柳 広司は、新作中心に読んでいる作家です。先入観なしに読んだので、海辺のほのぼのとした話かと思いきや、明治時代のコスモポリタン&知識人、大石誠之助の壮絶な伝記でした。大石誠之助の物語は初読、大石誠之助の存在も初めて知りました。 https://www.shogakukan.co.jp/books/09380115

2020/02/18

のぶ

明治を生きた社会主義者にして医師で、大逆事件の首謀者の一人として散った大石誠之助の半生を描いた物語。自分はこの人物の事は初めて知った。新宮に西洋の王様がかぶる王冠のような看板を掲げた一軒の食堂「太平洋食堂」が開店した。食堂の主人は、ドクトルさんと呼ばれ、地元の人たちから慕われていた。貧しい人からは金を取らず、金持ちからは大金を請求する赤ひげのような医師。幸徳秋水らと交流を持ち、政府から危険人物としてマークされる。当時の権力の恐ろしさを感じ、同時にあまり知られない人物に陽をあてた本作を評価したい。

2020/02/24

榊原 香織

おっそろしいでっち上げ事件ですよ、戦前の大逆事件。非公開裁判であっという間に12名死刑。社会主義のカリスマ、幸徳秋水狙い。 主人公、新宮の大石誠之助(アメリカ留学で医師。西村伊作の叔父)も巻き添えのように刑死。 この間新宮市の大逆事件資料室で関係者の写真など観ました。

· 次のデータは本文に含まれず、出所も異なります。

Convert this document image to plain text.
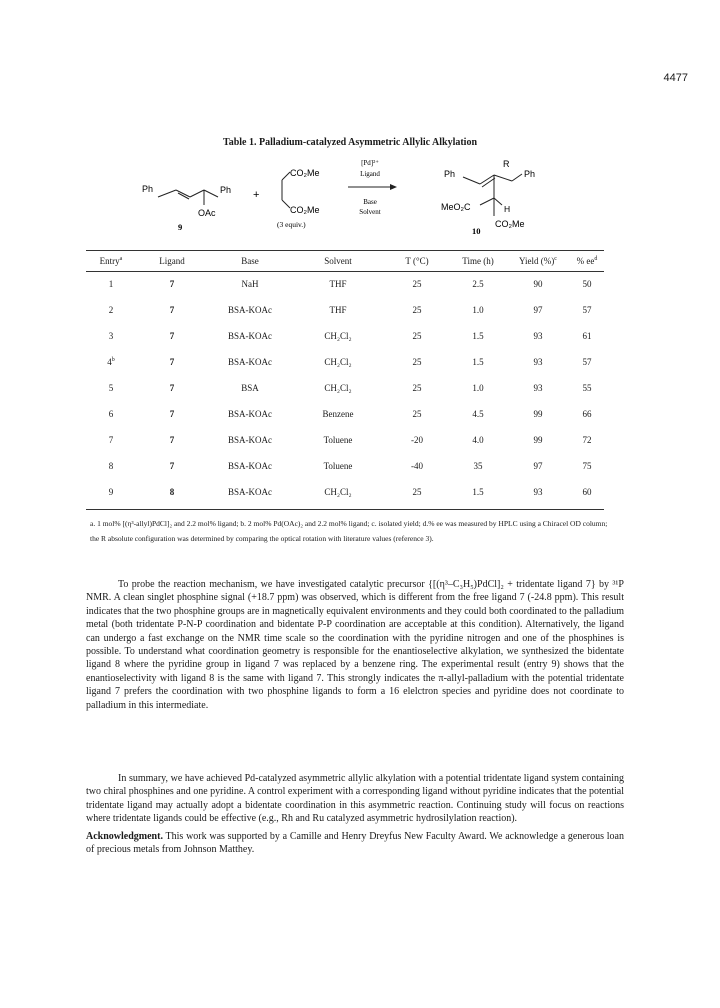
4477
Table 1. Palladium-catalyzed Asymmetric Allylic Alkylation
Ph	Ph
OAc
9
+
CO₂Me
CO₂Me
(3 equiv.)
[Pd]²⁺
Ligand
Base
Solvent
Ph
R
Ph
H
MeO₂C
CO₂Me
10
Entry$^a$	Ligand	Base	Solvent	T (°C)	Time (h)	Yield (%)$^c$	% $ee^d$
1	7	NaH	THF	25	2.5	90	50
2	7	BSA-KOAc	THF	25	1.0	97	57
3	7	BSA-KOAc	CH₂Cl₂	25	1.5	93	61
4$^b$	7	BSA-KOAc	CH₂Cl₂	25	1.5	93	57
5	7	BSA	CH₂Cl₂	25	1.0	93	55
6	7	BSA-KOAc	Benzene	25	4.5	99	66
7	7	BSA-KOAc	Toluene	-20	4.0	99	72
8	7	BSA-KOAc	Toluene	-40	35	97	75
9	8	BSA-KOAc	CH₂Cl₂	25	1.5	93	60
a. 1 mol% [(η³-allyl)PdCl]₂ and 2.2 mol% ligand; b. 2 mol% Pd(OAc)₂ and 2.2 mol% ligand; c. isolated yield; d.% ee was measured by HPLC using a Chiracel OD column; the R absolute configuration was determined by comparing the optical rotation with literature values (reference 3).

To probe the reaction mechanism, we have investigated catalytic precursor {[(η³–C₃H₅)PdCl]₂ + tridentate ligand 7} by ³¹P NMR. A clean singlet phosphine signal (+18.7 ppm) was observed, which is different from the free ligand 7 (-24.8 ppm). This result indicates that the two phosphine groups are in magnetically equivalent environments and they could both coordinated to the palladium metal (both tridentate P-N-P coordination and bidentate P-P coordination are acceptable at this condition). Alternatively, the ligand can undergo a fast exchange on the NMR time scale so the coordination with the pyridine nitrogen and one of the phosphines is possible. To understand what coordination geometry is responsible for the enantioselective alkylation, we synthesized the bidentate ligand 8 where the pyridine group in ligand 7 was replaced by a benzene ring. The experimental result (entry 9) shows that the enantioselectivity with ligand 8 is the same with ligand 7. This strongly indicates the π-allyl-palladium with the potential tridentate ligand 7 prefers the coordination with two phosphine ligands to form a 16 elelctron species and pyridine does not coordinate to palladium in this intermediate.

In summary, we have achieved Pd-catalyzed asymmetric allylic alkylation with a potential tridentate ligand system containing two chiral phosphines and one pyridine. A control experiment with a corresponding ligand without pyridine indicates that the potential tridentate ligand may actually adopt a bidentate coordination in this asymmetric reaction. Continuing study will focus on reactions where tridentate ligands could be effective (e.g., Rh and Ru catalyzed asymmetric hydrosilylation reaction).

Acknowledgment. This work was supported by a Camille and Henry Dreyfus New Faculty Award. We acknowledge a generous loan of precious metals from Johnson Matthey.
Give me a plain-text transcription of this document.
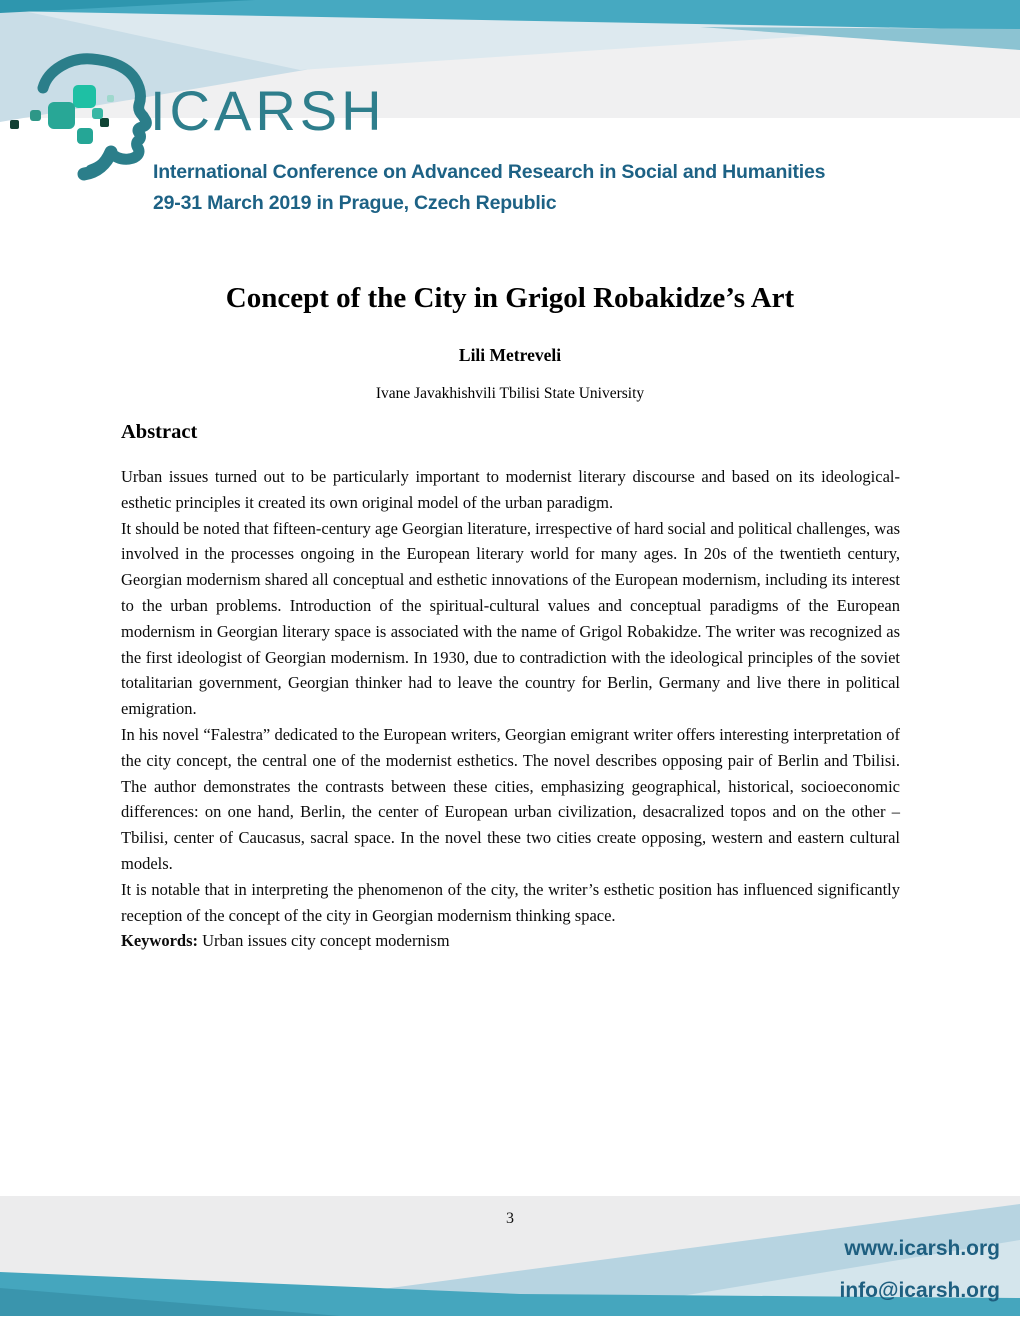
ICARSH
International Conference on Advanced Research in Social and Humanities
29-31 March 2019 in Prague, Czech Republic
Concept of the City in Grigol Robakidze’s Art
Lili Metreveli
Ivane Javakhishvili Tbilisi State University
Abstract

Urban issues turned out to be particularly important to modernist literary discourse and based on its ideological-esthetic principles it created its own original model of the urban paradigm.

It should be noted that fifteen-century age Georgian literature, irrespective of hard social and political challenges, was involved in the processes ongoing in the European literary world for many ages. In 20s of the twentieth century, Georgian modernism shared all conceptual and esthetic innovations of the European modernism, including its interest to the urban problems. Introduction of the spiritual-cultural values and conceptual paradigms of the European modernism in Georgian literary space is associated with the name of Grigol Robakidze. The writer was recognized as the first ideologist of Georgian modernism. In 1930, due to contradiction with the ideological principles of the soviet totalitarian government, Georgian thinker had to leave the country for Berlin, Germany and live there in political emigration.

In his novel “Falestra” dedicated to the European writers, Georgian emigrant writer offers interesting interpretation of the city concept, the central one of the modernist esthetics. The novel describes opposing pair of Berlin and Tbilisi. The author demonstrates the contrasts between these cities, emphasizing geographical, historical, socioeconomic differences: on one hand, Berlin, the center of European urban civilization, desacralized topos and on the other – Tbilisi, center of Caucasus, sacral space. In the novel these two cities create opposing, western and eastern cultural models.

It is notable that in interpreting the phenomenon of the city, the writer’s esthetic position has influenced significantly reception of the concept of the city in Georgian modernism thinking space.

Keywords: Urban issues city concept modernism

3
www.icarsh.org
info@icarsh.org
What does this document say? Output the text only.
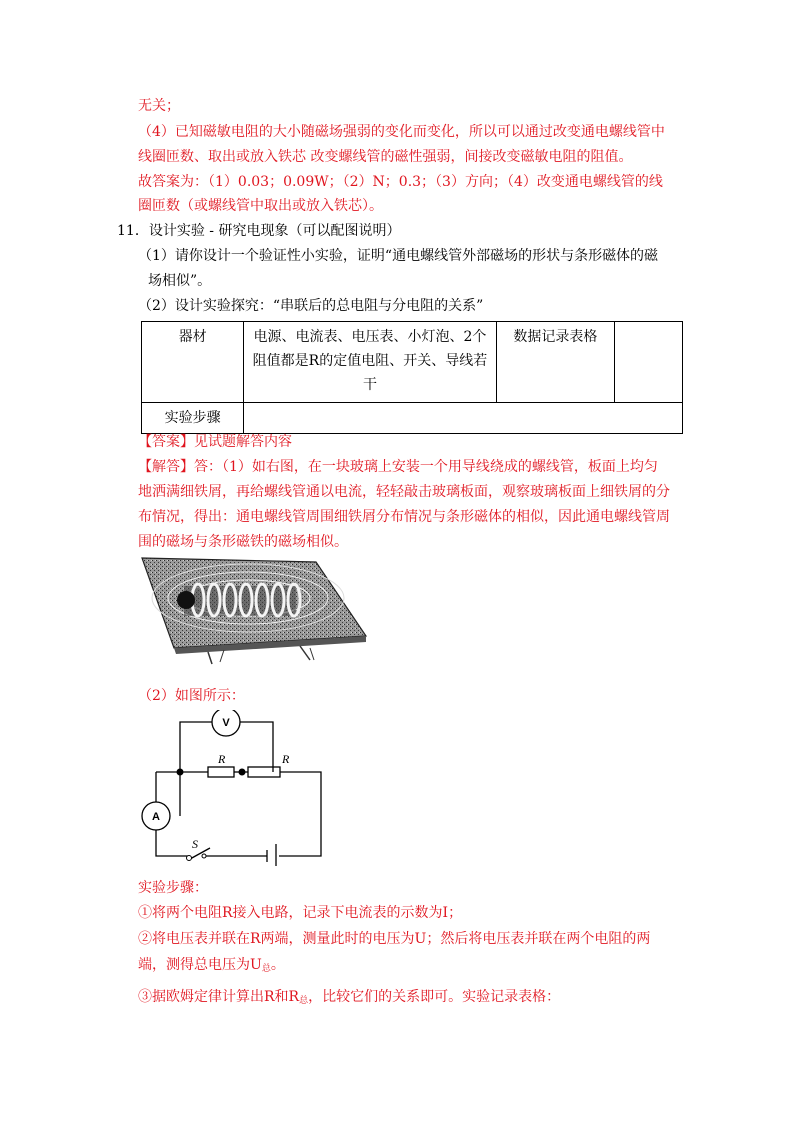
无关；
（4）已知磁敏电阻的大小随磁场强弱的变化而变化，所以可以通过改变通电螺线管中
线圈匝数、取出或放入铁芯 改变螺线管的磁性强弱，间接改变磁敏电阻的阻值。
故答案为：（1）0.03；0.09W；（2）N；0.3；（3）方向；（4）改变通电螺线管的线
圈匝数（或螺线管中取出或放入铁芯）。
11．设计实验 - 研究电现象（可以配图说明）
（1）请你设计一个验证性小实验，证明“通电螺线管外部磁场的形状与条形磁体的磁
场相似”。
（2）设计实验探究：“串联后的总电阻与分电阻的关系”
器材	电源、电流表、电压表、小灯泡、2个阻值都是R的定值电阻、开关、导线若干	数据记录表格	
实验步骤			
【答案】见试题解答内容
【解答】答：（1）如右图，在一块玻璃上安装一个用导线绕成的螺线管，板面上均匀
地洒满细铁屑，再给螺线管通以电流，轻轻敲击玻璃板面，观察玻璃板面上细铁屑的分
布情况，得出：通电螺线管周围细铁屑分布情况与条形磁体的相似，因此通电螺线管周
围的磁场与条形磁铁的磁场相似。
（2）如图所示：
V
A
R	R
S
实验步骤：
①将两个电阻R接入电路，记录下电流表的示数为I；
②将电压表并联在R两端，测量此时的电压为U；然后将电压表并联在两个电阻的两
端，测得总电压为$U_总$。
③据欧姆定律计算出R和$R_总$，比较它们的关系即可。实验记录表格：
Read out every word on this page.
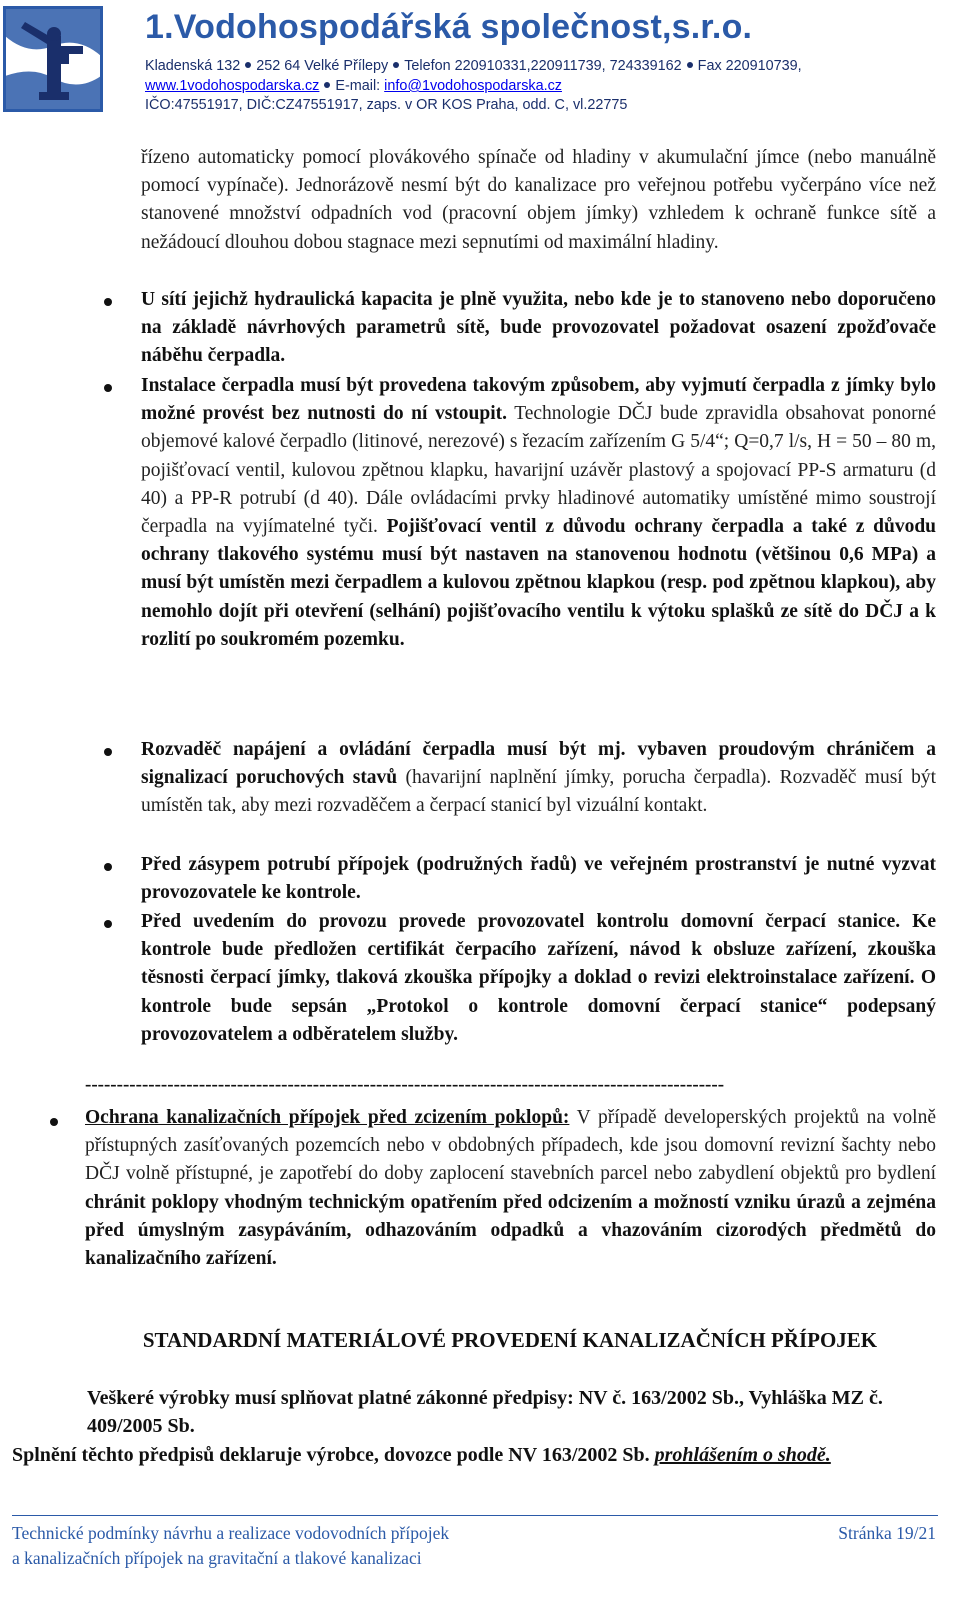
1.Vodohospodářská společnost,s.r.o.
Kladenská 132 252 64 Velké Přílepy Telefon 220910331,220911739, 724339162 Fax 220910739,
www.1vodohospodarska.cz E-mail: info@1vodohospodarska.cz
IČO:47551917, DIČ:CZ47551917, zaps. v OR KOS Praha, odd. C, vl.22775
řízeno automaticky pomocí plovákového spínače od hladiny v akumulační jímce (nebo manuálně pomocí vypínače). Jednorázově nesmí být do kanalizace pro veřejnou potřebu vyčerpáno více než stanovené množství odpadních vod (pracovní objem jímky) vzhledem k ochraně funkce sítě a nežádoucí dlouhou dobou stagnace mezi sepnutími od maximální hladiny.
U sítí jejichž hydraulická kapacita je plně využita, nebo kde je to stanoveno nebo doporučeno na základě návrhových parametrů sítě, bude provozovatel požadovat osazení zpožďovače náběhu čerpadla.
Instalace čerpadla musí být provedena takovým způsobem, aby vyjmutí čerpadla z jímky bylo možné provést bez nutnosti do ní vstoupit. Technologie DČJ bude zpravidla obsahovat ponorné objemové kalové čerpadlo (litinové, nerezové) s řezacím zařízením G 5/4“; Q=0,7 l/s, H = 50 – 80 m, pojišťovací ventil, kulovou zpětnou klapku, havarijní uzávěr plastový a spojovací PP-S armaturu (d 40) a PP-R potrubí (d 40). Dále ovládacími prvky hladinové automatiky umístěné mimo soustrojí čerpadla na vyjímatelné tyči. Pojišťovací ventil z důvodu ochrany čerpadla a také z důvodu ochrany tlakového systému musí být nastaven na stanovenou hodnotu (většinou 0,6 MPa) a musí být umístěn mezi čerpadlem a kulovou zpětnou klapkou (resp. pod zpětnou klapkou), aby nemohlo dojít při otevření (selhání) pojišťovacího ventilu k výtoku splašků ze sítě do DČJ a k rozlití po soukromém pozemku.
Rozvaděč napájení a ovládání čerpadla musí být mj. vybaven proudovým chráničem a signalizací poruchových stavů (havarijní naplnění jímky, porucha čerpadla). Rozvaděč musí být umístěn tak, aby mezi rozvaděčem a čerpací stanicí byl vizuální kontakt.
Před zásypem potrubí přípojek (podružných řadů) ve veřejném prostranství je nutné vyzvat provozovatele ke kontrole.
Před uvedením do provozu provede provozovatel kontrolu domovní čerpací stanice. Ke kontrole bude předložen certifikát čerpacího zařízení, návod k obsluze zařízení, zkouška těsnosti čerpací jímky, tlaková zkouška přípojky a doklad o revizi elektroinstalace zařízení. O kontrole bude sepsán „Protokol o kontrole domovní čerpací stanice“ podepsaný provozovatelem a odběratelem služby.
-----------------------------------------------------------------------------------------------------
Ochrana kanalizačních přípojek před zcizením poklopů: V případě developerských projektů na volně přístupných zasíťovaných pozemcích nebo v obdobných případech, kde jsou domovní revizní šachty nebo DČJ volně přístupné, je zapotřebí do doby zaplocení stavebních parcel nebo zabydlení objektů pro bydlení chránit poklopy vhodným technickým opatřením před odcizením a možností vzniku úrazů a zejména před úmyslným zasypáváním, odhazováním odpadků a vhazováním cizorodých předmětů do kanalizačního zařízení.
STANDARDNÍ MATERIÁLOVÉ PROVEDENÍ KANALIZAČNÍCH PŘÍPOJEK
Veškeré výrobky musí splňovat platné zákonné předpisy: NV č. 163/2002 Sb., Vyhláška MZ č. 409/2005 Sb.
Splnění těchto předpisů deklaruje výrobce, dovozce podle NV 163/2002 Sb. prohlášením o shodě.
Technické podmínky návrhu a realizace vodovodních přípojek
a kanalizačních přípojek na gravitační a tlakové kanalizaci
Stránka 19/21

2018年にやっと冤罪、名誉市民に。 彼の作った太平洋食堂はレストランというより私設の公民館みたいなもの。 

2021/08/06

trazom

大石誠之助を描いた小説。淡々と事実関係を重ねる描写が、大逆事件で死刑となる結末の悲劇を一層重いものにする。「貧しい人から金は取らず、その分、金持ちから多めにとる」方針で医院を経営し、「太平洋食堂」で貧しい子たちに食事を提供する。そんな大石を訪ねて新宮まで足を運ぶ人たちの多士済々…:幸徳秋水、堺利彦、荒畑寒村、管野スガなどの社会主義者だけでなく、与謝野鉄幹、佐藤春夫、甥の西村伊作などが登場し、明治後半の社会情勢がひしひしと伝わってくる。穏健な社会主義者を死刑にしてしまう時代の怖ろしさに、身震いを禁じ得ない。

2020/07/03

pdango

★★★★☆明治天皇の殺害を企てたとして幸徳秋水ら12名が処刑された大逆事件。処刑された1人である大石誠之助が主人公。この人のことも大逆事件のことも知らずに読んだけど、のどかな書名とは裏腹に、いろいろ考えさせられた。